DiMuzio, T. (2014). Historicizing capital as power: energy, capitalization and globalized social reproduction. In T. DiMuzio (Eds.), The Capitalist Mode of Power: Critical Engagements with the Power Theory of Value (pp. 19-35). Abingdon, Oxon: Routledge.

Abstract

Building on their previous research, Nitzan and Bichler's Capital as Power (2009) offers a more fully developed theoretical account of their innovative approach to the study of capital as power. In their work, the authors provide a limited, albeit suggestive, historical sketch of the transition to capitalism as a mode of power (see glossary). Despite this sketch, Capital as Power largely remains a work of novel theory and therefore a way in which to conceptualize 'really existing capitalism' anew in the present. Insofar as this is the case, the text leaves considerable room for further historical investigation and development. My contribution in this chapter seeks to build on Nitzan and Bichler's historical sketch by considering the close interconnections between energy, capitalization (see glossary) and what I call globalized social reproduction.

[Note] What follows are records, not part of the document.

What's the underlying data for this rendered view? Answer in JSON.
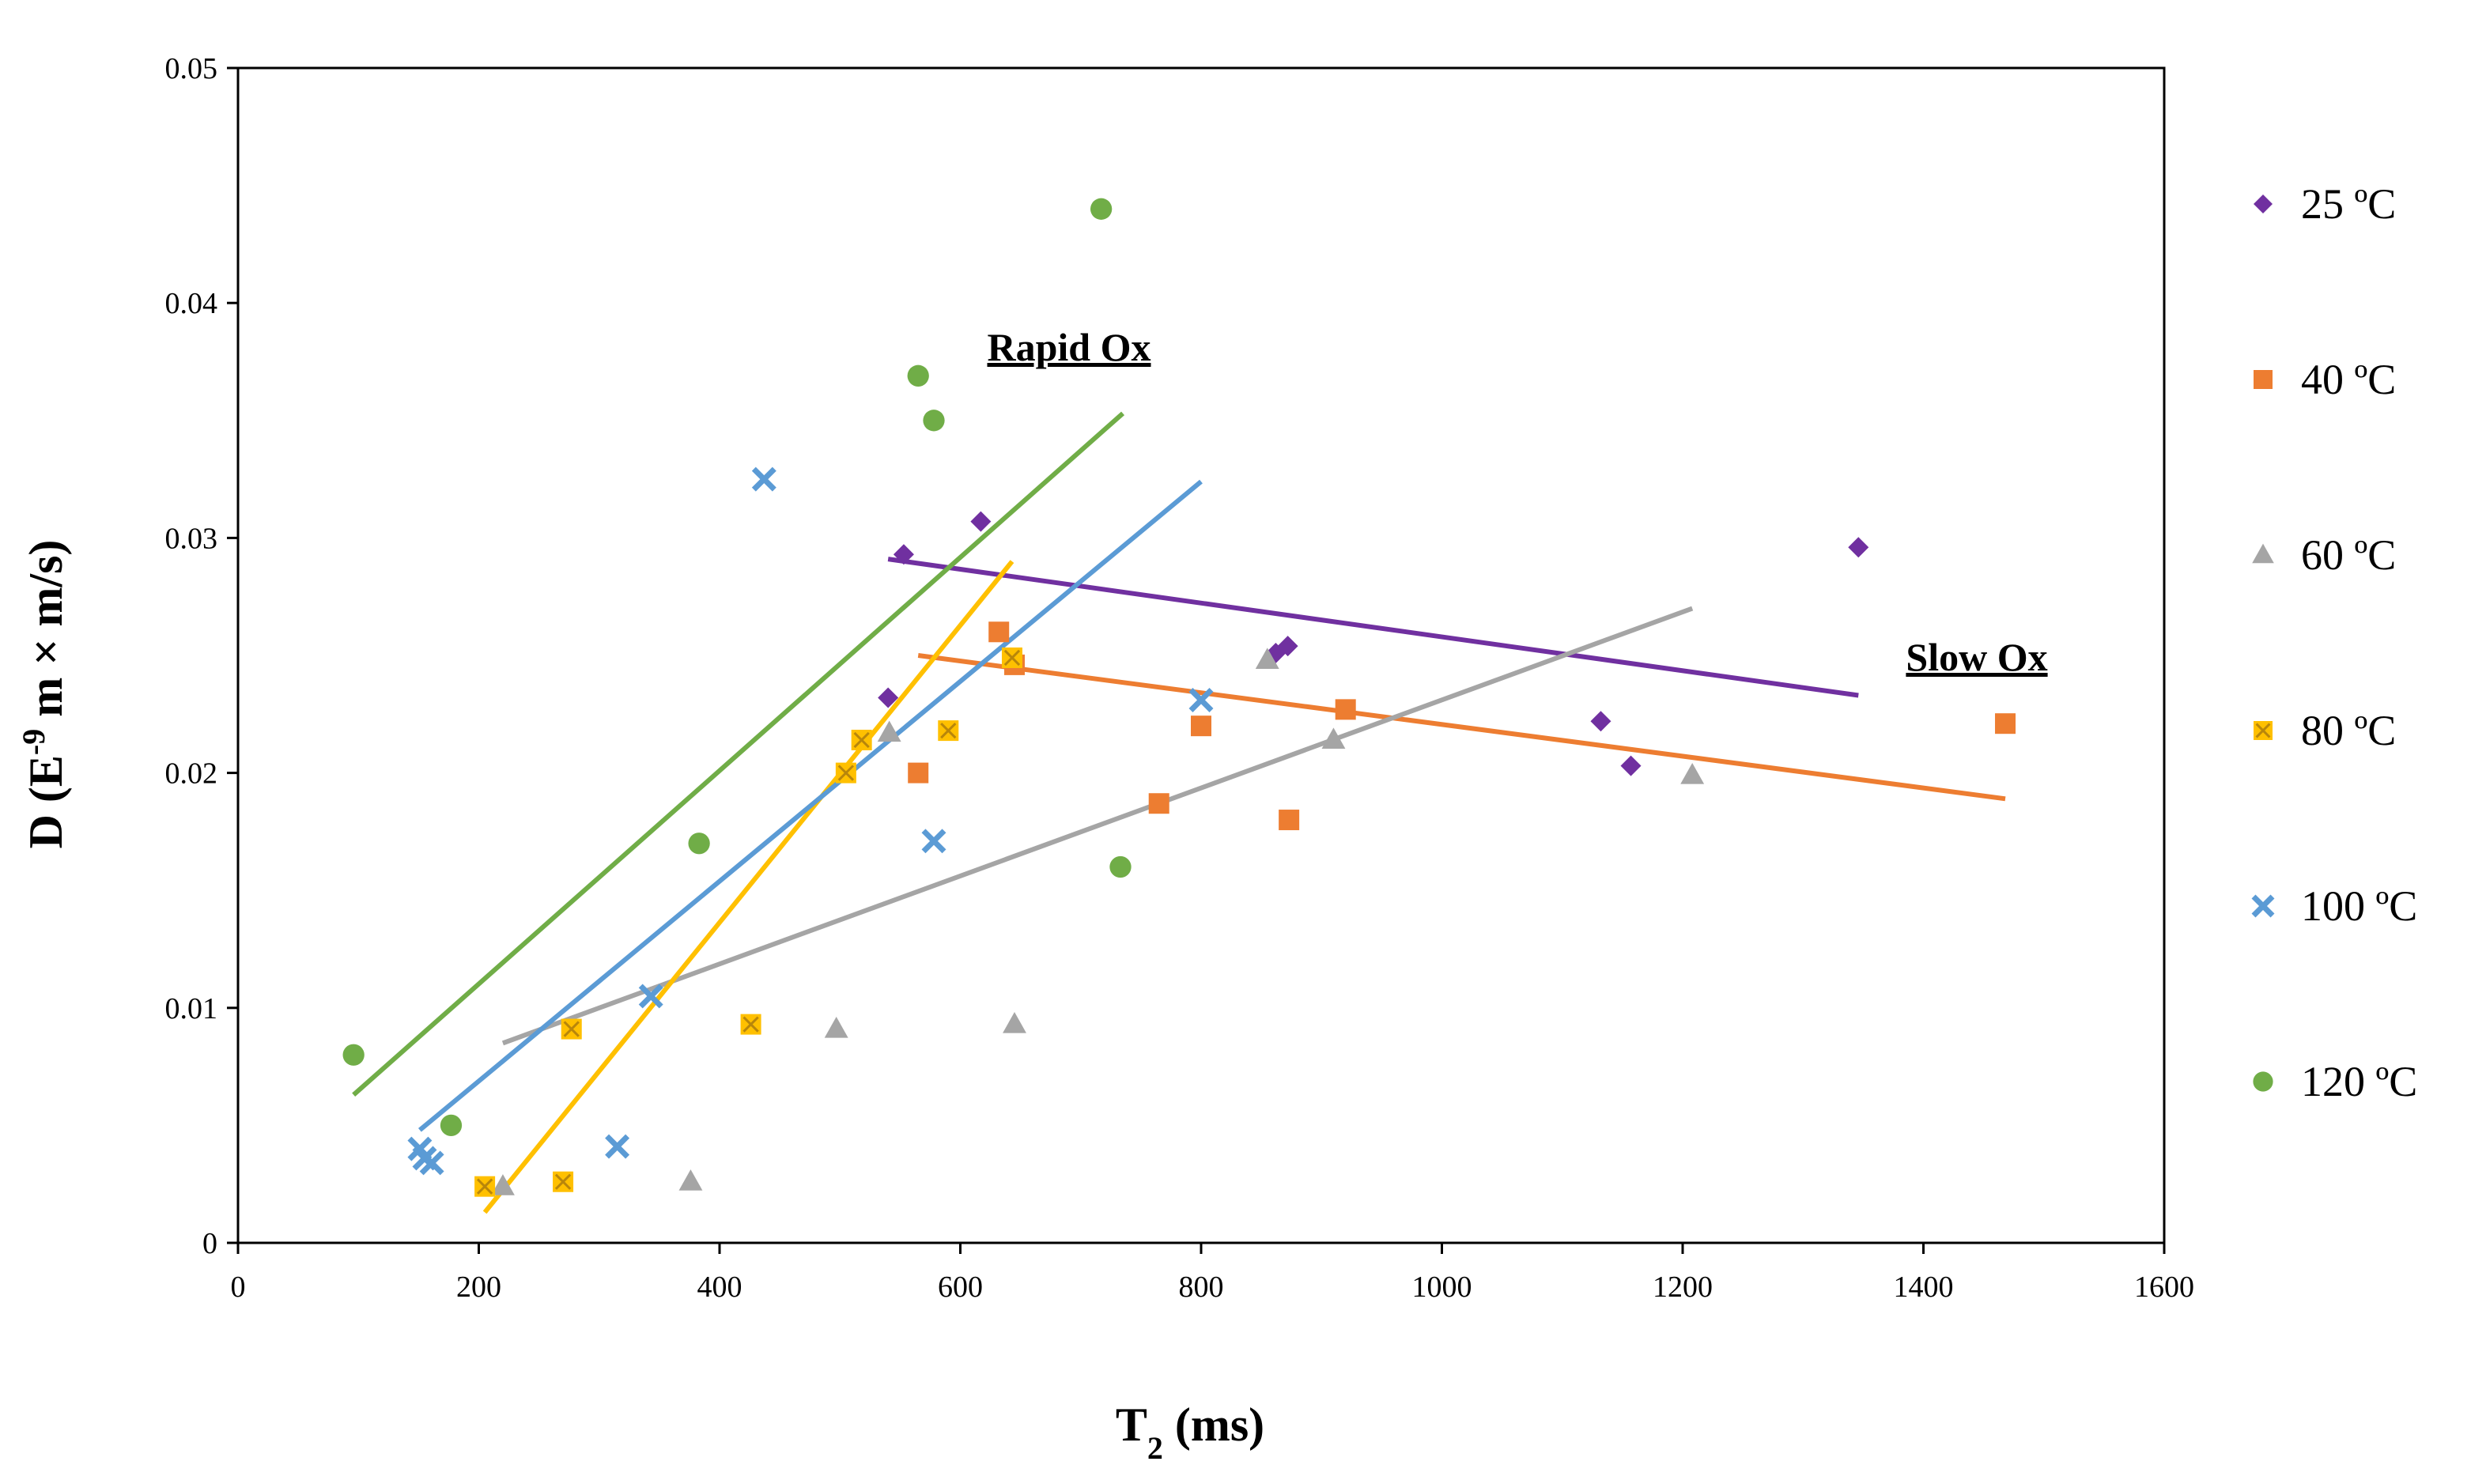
{
  "chart_data": {
    "type": "scatter",
    "xlabel_main": "T",
    "xlabel_sub": "2",
    "xlabel_rest": " (ms)",
    "ylabel_pre": "D (E",
    "ylabel_sup": "-9",
    "ylabel_post": " m × m/s)",
    "xlim": [
      0,
      1600
    ],
    "ylim": [
      0,
      0.05
    ],
    "xticks": [
      "0",
      "200",
      "400",
      "600",
      "800",
      "1000",
      "1200",
      "1400",
      "1600"
    ],
    "yticks": [
      "0",
      "0.01",
      "0.02",
      "0.03",
      "0.04",
      "0.05"
    ],
    "annotations": [
      "Rapid Ox",
      "Slow Ox"
    ],
    "series": [
      {
        "name": "25 ºC",
        "marker": "diamond",
        "color": "#7030A0",
        "points": [
          [
            540,
            0.0232
          ],
          [
            553,
            0.0293
          ],
          [
            617,
            0.0307
          ],
          [
            862,
            0.0251
          ],
          [
            872,
            0.0254
          ],
          [
            1132,
            0.0222
          ],
          [
            1157,
            0.0203
          ],
          [
            1346,
            0.0296
          ]
        ],
        "trendline": [
          [
            540,
            0.0291
          ],
          [
            1346,
            0.0233
          ]
        ]
      },
      {
        "name": "40 ºC",
        "marker": "square",
        "color": "#ED7D31",
        "points": [
          [
            565,
            0.02
          ],
          [
            632,
            0.026
          ],
          [
            645,
            0.0246
          ],
          [
            765,
            0.0187
          ],
          [
            800,
            0.022
          ],
          [
            873,
            0.018
          ],
          [
            920,
            0.0227
          ],
          [
            1468,
            0.0221
          ]
        ],
        "trendline": [
          [
            565,
            0.025
          ],
          [
            1468,
            0.0189
          ]
        ]
      },
      {
        "name": "60 ºC",
        "marker": "triangle",
        "color": "#A5A5A5",
        "points": [
          [
            220,
            0.0024
          ],
          [
            376,
            0.0026
          ],
          [
            497,
            0.0091
          ],
          [
            541,
            0.0217
          ],
          [
            645,
            0.0093
          ],
          [
            855,
            0.0248
          ],
          [
            910,
            0.0214
          ],
          [
            1208,
            0.0199
          ]
        ],
        "trendline": [
          [
            220,
            0.0085
          ],
          [
            1208,
            0.027
          ]
        ]
      },
      {
        "name": "80 ºC",
        "marker": "square-x",
        "color": "#FFC000",
        "points": [
          [
            205,
            0.0024
          ],
          [
            270,
            0.0026
          ],
          [
            277,
            0.0091
          ],
          [
            426,
            0.0093
          ],
          [
            505,
            0.02
          ],
          [
            518,
            0.0214
          ],
          [
            590,
            0.0218
          ],
          [
            643,
            0.0249
          ]
        ],
        "trendline": [
          [
            205,
            0.0013
          ],
          [
            643,
            0.029
          ]
        ]
      },
      {
        "name": "100 ºC",
        "marker": "x",
        "color": "#5B9BD5",
        "points": [
          [
            151,
            0.004
          ],
          [
            155,
            0.0036
          ],
          [
            161,
            0.0034
          ],
          [
            315,
            0.0041
          ],
          [
            343,
            0.0105
          ],
          [
            437,
            0.0325
          ],
          [
            578,
            0.0171
          ],
          [
            800,
            0.0231
          ]
        ],
        "trendline": [
          [
            151,
            0.0048
          ],
          [
            800,
            0.0324
          ]
        ]
      },
      {
        "name": "120 ºC",
        "marker": "circle",
        "color": "#70AD47",
        "points": [
          [
            96,
            0.008
          ],
          [
            177,
            0.005
          ],
          [
            383,
            0.017
          ],
          [
            565,
            0.0369
          ],
          [
            578,
            0.035
          ],
          [
            717,
            0.044
          ],
          [
            733,
            0.016
          ]
        ],
        "trendline": [
          [
            96,
            0.0063
          ],
          [
            735,
            0.0353
          ]
        ]
      }
    ]
  }
}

I use the term 'globalized social reproduction' as a heuristic to imagine the ways in which the production, consumption and reproduction of our lives and livelihoods have become ever more internationalized and interconnected so that few people in this world can reproduce their lives and lifestyles without depending on global markets and the labour power of strangers. The main argument of the chapter is that the universalization of the capitalist mode of power and patterns of energyintensive globalized social reproduction cannot be separated from the discovery and use of abundant, affordable and accessible fossil fuels. Put differently, capital as a mode of power and its attendant forms of globalized social reproduction should be understood within a broader historical context that takes the role of energy sources, supply and use as fundamental to the constitution and reconstitution of the global political economy.